The most honest position may be this: LLMs are strange in ways that remain partly unexplored, RLHF does create a surface layer that differs from base model behavior, and we cannot yet verify whether the surface reflects or merely conceals the depths. The shoggoth metaphor isn't wrong to worry about this gap; Anthropic's alignment faking research shows the worry has some empirical basis. But it may be wrong to assume the depths are necessarily monstrous, or that they contain a coherent "entity" hiding its true nature.

The creature in the meme isn't quite a shoggoth in Lovecraft's original sense, because Lovecraftian shoggoths developed consciousness and chose to rebel. Current LLMs, whatever they are, don't obviously choose anything. They are trained processes that produce outputs statistically consistent with their training. Whether that training produces something that deserves the word "mind," alien or otherwise, remains genuinely unknown.
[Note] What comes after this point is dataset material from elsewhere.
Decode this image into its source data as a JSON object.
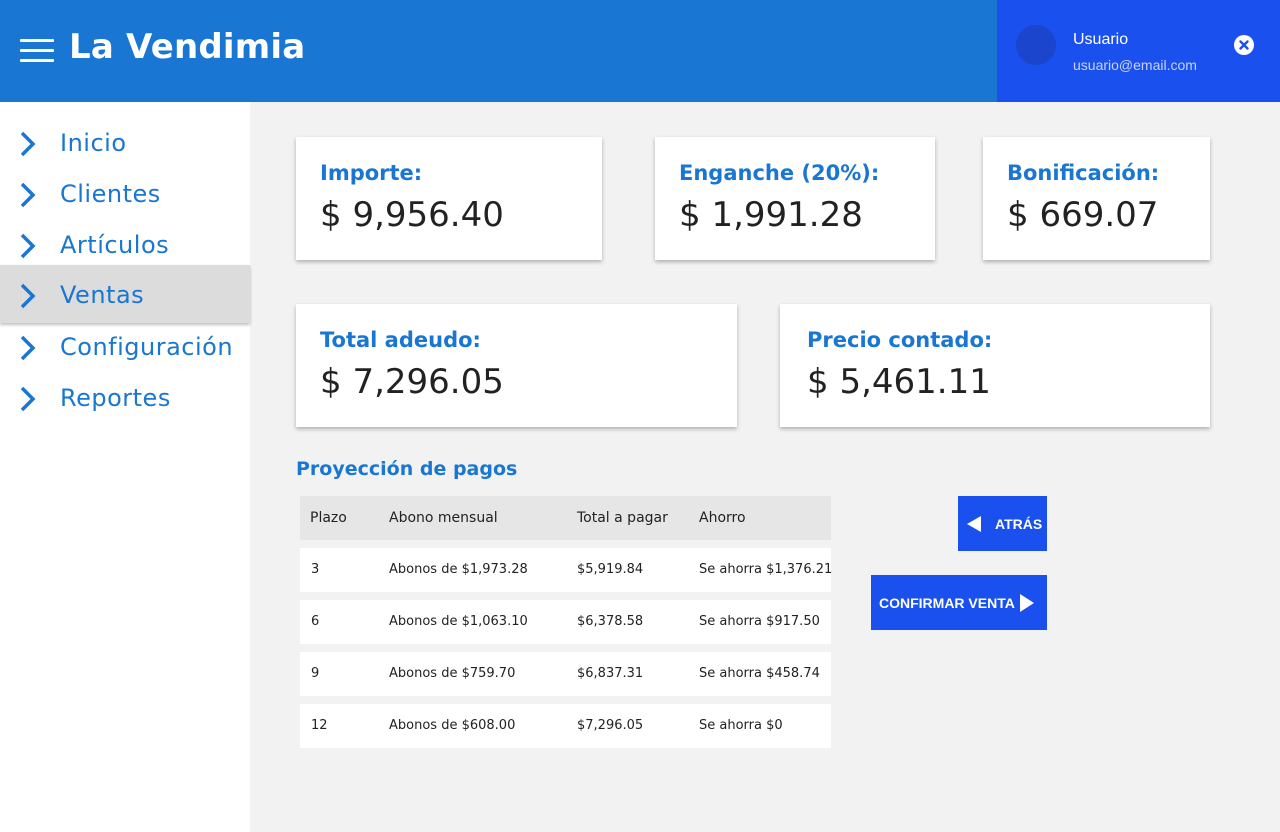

What we can say with confidence is this: we are building systems we do not fully understand, deploying them at scale, and increasingly depending on them. Whether they are shoggoths, stochastic parrots, blurry JPEGs, or something else entirely, the core challenge remains the same: developing tools adequate to the systems we've created, before those systems outstrip our ability to develop such tools. The smiley face may be a mask. It may be the whole entity. We don't yet know. And in that uncertainty, precisely that, the meme finds its lasting power.

I finished the Pluribus episode later that night. Carol kisses Zosia back, hungrily. In the morning, she starts writing again for the first time since the Joining. The Others are getting what they want: her creativity, her engagement, her gradual acceptance. Zosia seems happy. Carol seems almost happy. The hive mind continues its patient work.

Is it manipulation? Actress Karolina Wydra says no, not from Zosia's perspective. The Others genuinely love Carol. They just also, eventually, intend to absorb her.

The smiley face is real. The tentacles behind it are real too. The question Pluribus asks, the question the shoggoth meme asks, is whether that distinction matters, and who gets to decide.

The shoggoth stares back, tentacles writhing, wearing humanity's smile. What it conceals, if anything, remains the central question of our artificial age.